Pemerintah Terbitkan Aturan baru Gas HGBT Untuk Listrik, Ini Isinya

Jakarta, CNBC Indonesia - Kementerian Energi dan Sumber Daya Mineral (ESDM) menerbitkan aturan berupa Keputusan Menteri ESDM Nomor 282.K/MG/MEM.M/2025 tentang perubahan Atas Kepmen ESM Nomor 77.K/MG.01/MEM.M/2025 Tentang Pengguna Gas Bumi Tertentu dan Harga Gas Bumur Tertentu di Bidang Penyediaan Tenaga Listrik Bagi Kepentingan Umum.
Aturan ini berisi mengenai harga serta volume gas bumi bagi perusahaan pengembang pembangkit listrik. Nah, dalam aturan anyar yang ditandatangani pada 19 Agustus 2025 ini terdapat beberapa penyesuaian khusunya mengenai volume gas yang menggunakan HGBT.
Adapun yang mengalami penyesuaian diantaranya, PT Pelayanan Listrik Nasional Batam, PT Bekasi Power, PT Cikarang Listrindo, dan PT Krakatau Chandra Energi.
Sebagai contoh, PT Pelayanan Listrik Nasional Batam yang sebelumnya mendapat volume gas bumi sebesar 78 billion british thermal unit per day (BBTUD) terkoreksi menjadi 40,69 BBTUD. Lalu, volume gas HGBT untuk PT Bekasi Power juga turun menjadi 6,48 BBTUD dari alokasi sebelumnya sebesar 78 BBTUD.
Kemudian, PT Cikarang Listrindo sebagai pengelola PLTG Cikarang Listrindo. Di mana, volume gas HGBT untuk perusahaan ini menjadi 21,38 BBTUD dari alokasi sebelumnya 78 BBTUD.
Berikutnya, PT Krakatau Chandra Energi sebagai pengelola PLTGU Krakatau Chandra Energi dengan kapasitas 120 MW di Cilegon, Banten. Volume gas HGBT untuk perusahaan ini menjadi 9,45 BBTUD dari alokasi sebelumnya 78 BBTUD.
Sebelumnya, PT Perusahaan Gas Negara (PGN) mengungkapkan sejumlah tantangan yang dihadapi perusahaan dalam distribusi gas bumi ke pelanggan. Mulai dari isu pasokan, ketersediaan infrastruktur, harga dan keberlanjutan.

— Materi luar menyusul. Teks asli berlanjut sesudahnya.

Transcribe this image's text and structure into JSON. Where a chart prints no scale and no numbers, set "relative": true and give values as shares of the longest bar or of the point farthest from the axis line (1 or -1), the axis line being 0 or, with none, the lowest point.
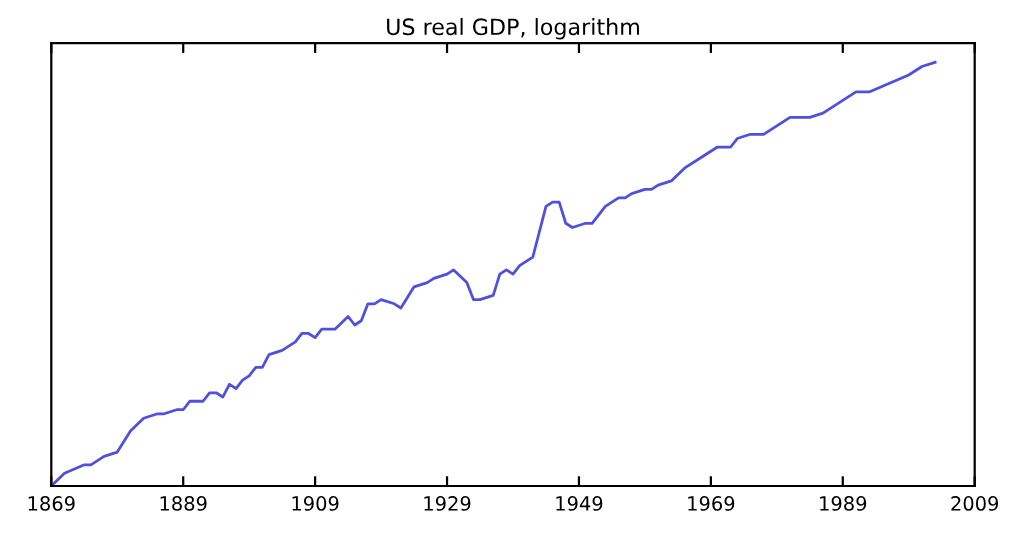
{
  "chart_data": {
    "type": "line",
    "title": "US real GDP, logarithm",
    "relative": true,
    "x": [
      1869,
      1871,
      1874,
      1875,
      1876,
      1877,
      1879,
      1881,
      1883,
      1885,
      1886,
      1888,
      1889,
      1890,
      1892,
      1893,
      1894,
      1895,
      1896,
      1897,
      1898,
      1899,
      1900,
      1901,
      1902,
      1904,
      1906,
      1907,
      1908,
      1909,
      1910,
      1912,
      1914,
      1915,
      1916,
      1917,
      1918,
      1919,
      1921,
      1922,
      1924,
      1926,
      1927,
      1929,
      1930,
      1932,
      1933,
      1934,
      1936,
      1937,
      1938,
      1939,
      1940,
      1942,
      1943,
      1944,
      1945,
      1946,
      1947,
      1948,
      1950,
      1951,
      1953,
      1955,
      1956,
      1957,
      1959,
      1960,
      1961,
      1963,
      1965,
      1968,
      1970,
      1972,
      1973,
      1975,
      1977,
      1979,
      1981,
      1982,
      1983,
      1984,
      1986,
      1988,
      1991,
      1993,
      1996,
      1999,
      2001,
      2003
    ],
    "series": [
      {
        "color": "#5050e0",
        "values": [
          0,
          0.03,
          0.05,
          0.05,
          0.06,
          0.07,
          0.08,
          0.13,
          0.16,
          0.17,
          0.17,
          0.18,
          0.18,
          0.2,
          0.2,
          0.22,
          0.22,
          0.21,
          0.24,
          0.23,
          0.25,
          0.26,
          0.28,
          0.28,
          0.31,
          0.32,
          0.34,
          0.36,
          0.36,
          0.35,
          0.37,
          0.37,
          0.4,
          0.38,
          0.39,
          0.43,
          0.43,
          0.44,
          0.43,
          0.42,
          0.47,
          0.48,
          0.49,
          0.5,
          0.51,
          0.48,
          0.44,
          0.44,
          0.45,
          0.5,
          0.51,
          0.5,
          0.52,
          0.54,
          0.6,
          0.66,
          0.67,
          0.67,
          0.62,
          0.61,
          0.62,
          0.62,
          0.66,
          0.68,
          0.68,
          0.69,
          0.7,
          0.7,
          0.71,
          0.72,
          0.75,
          0.78,
          0.8,
          0.8,
          0.82,
          0.83,
          0.83,
          0.85,
          0.87,
          0.87,
          0.87,
          0.87,
          0.88,
          0.9,
          0.93,
          0.93,
          0.95,
          0.97,
          0.99,
          1
        ]
      }
    ],
    "xlim": [
      1869,
      2009
    ],
    "xticks": [
      1869,
      1889,
      1909,
      1929,
      1949,
      1969,
      1989,
      2009
    ],
    "grid": false,
    "legend": false,
    "marker": "none",
    "line_style": "solid"
  }
}
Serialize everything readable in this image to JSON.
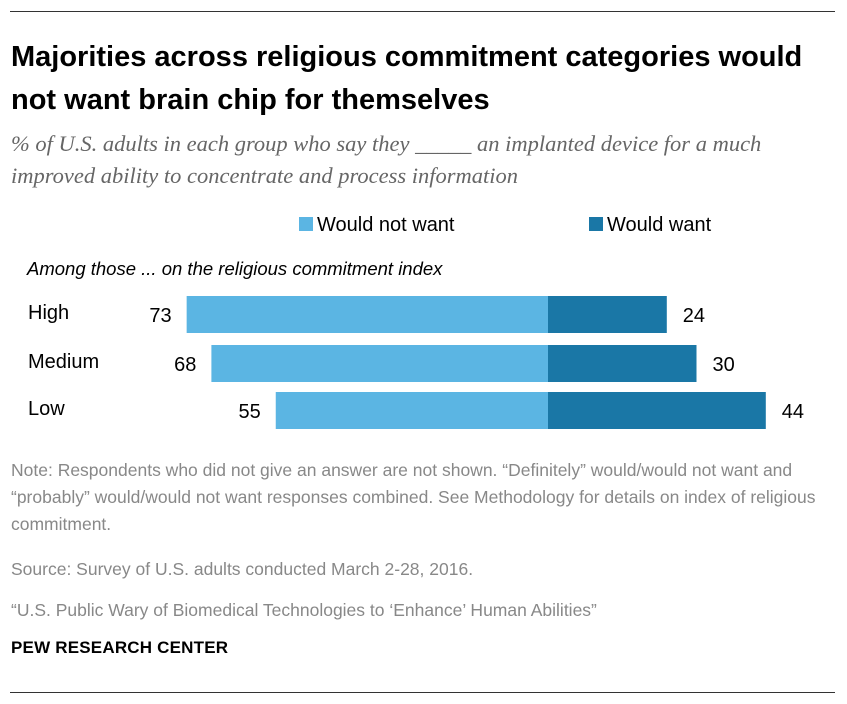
{
  "title": "Majorities across religious commitment categories would not want brain chip for themselves",
  "subtitle": "% of U.S. adults in each group who say they _____ an implanted device for a much improved ability to concentrate and process information",
  "chart_data": {
    "type": "bar",
    "orientation": "horizontal-diverging",
    "group_label": "Among those ... on the religious commitment index",
    "categories": [
      "High",
      "Medium",
      "Low"
    ],
    "series": [
      {
        "name": "Would not want",
        "values": [
          73,
          68,
          55
        ],
        "color": "#5bb5e3"
      },
      {
        "name": "Would want",
        "values": [
          24,
          30,
          44
        ],
        "color": "#1a77a6"
      }
    ],
    "legend_position": "top",
    "grid": false,
    "unit": "%"
  },
  "footer": {
    "note": "Note: Respondents who did not give an answer are not shown. “Definitely” would/would not want and “probably” would/would not want responses combined. See Methodology for details on index of religious commitment.",
    "source": "Source: Survey of U.S. adults conducted March 2-28, 2016.",
    "report": "“U.S. Public Wary of Biomedical Technologies to ‘Enhance’ Human Abilities”",
    "brand": "PEW RESEARCH CENTER"
  }
}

Corporate Secretary PGN Fajriyah Usman menjelaskan bahwa ketidakseimbangan pasokan gas bumi dari sisi hulu menjadi salah satu kendala yang cukup signifikan. Pasalnya, PGN bukanlah perusahaan yang memproduksi gas, melainkan hanya mengelola pasokan yang diterima dari produsen di hulu.
Oleh sebab itu, apabila terjadi penurunan produksi secara alamiah (natural decline) atau adanya gangguan pada rencana operasional di sektor hulu, maka hal itu akan berpengaruh pada upaya perusahaan dalam menyalurkan sumber gas bumi ke pelanggan.
"Apabila di demand side itu juga ada terjadi peningkatan demand gitu ya, dari yang sebelumnya sudah ditargetkan ternyata jauh lebih tinggi dari apa yang dimiliki pasokan gas yang dimiliki PGN, ya pastinya akan terjadi kebutuhan yang meningkat, akan terjadi mismatch antara supply dan demand," kata Fajriyah ditemui di Jakarta, dikutip Kamis (14/8/2025).
Tantangan selanjutnya yakni ketersediaan infrastruktur. Menurut Fajriyah, perluasan jaringan gas hingga kini masih terbatas dan dalam tahap progres ke wilayah lain.
"Saat ini sudah cukup tersambung, itu adalah dari Sumatera sampai dengan Jawa, dan sebagian besar memang yang dikelola oleh PGN," katanya.
Selain itu, ia membeberkan bahwa pihaknya juga tengah mengoptimalkan fasilitas yang ada, termasuk Floating Storage Regasification Unit (FSRU) Lampung. Adapun pemanfaatan FSRU milik perusahaan mulai meningkat sejak Mei tahun lalu.
Peningkatan tersebut terjadi menyusul keterbatasan pasokan gas pipa yang membuat permintaan LNG meningkat. Namun demikian, Fajriyah menyebut harga LNG lebih tinggi dibandingkan gas pipa, sehingga berdampak pada harga gas industri secara umum.
"Yaitu akhirnya memang menjadi salah satu hal yang mempengaruhi harga gas secara umum di industri gitu ya. Mungkin lebih ke arah itu yang bisa saya sampaikan," ujarnya.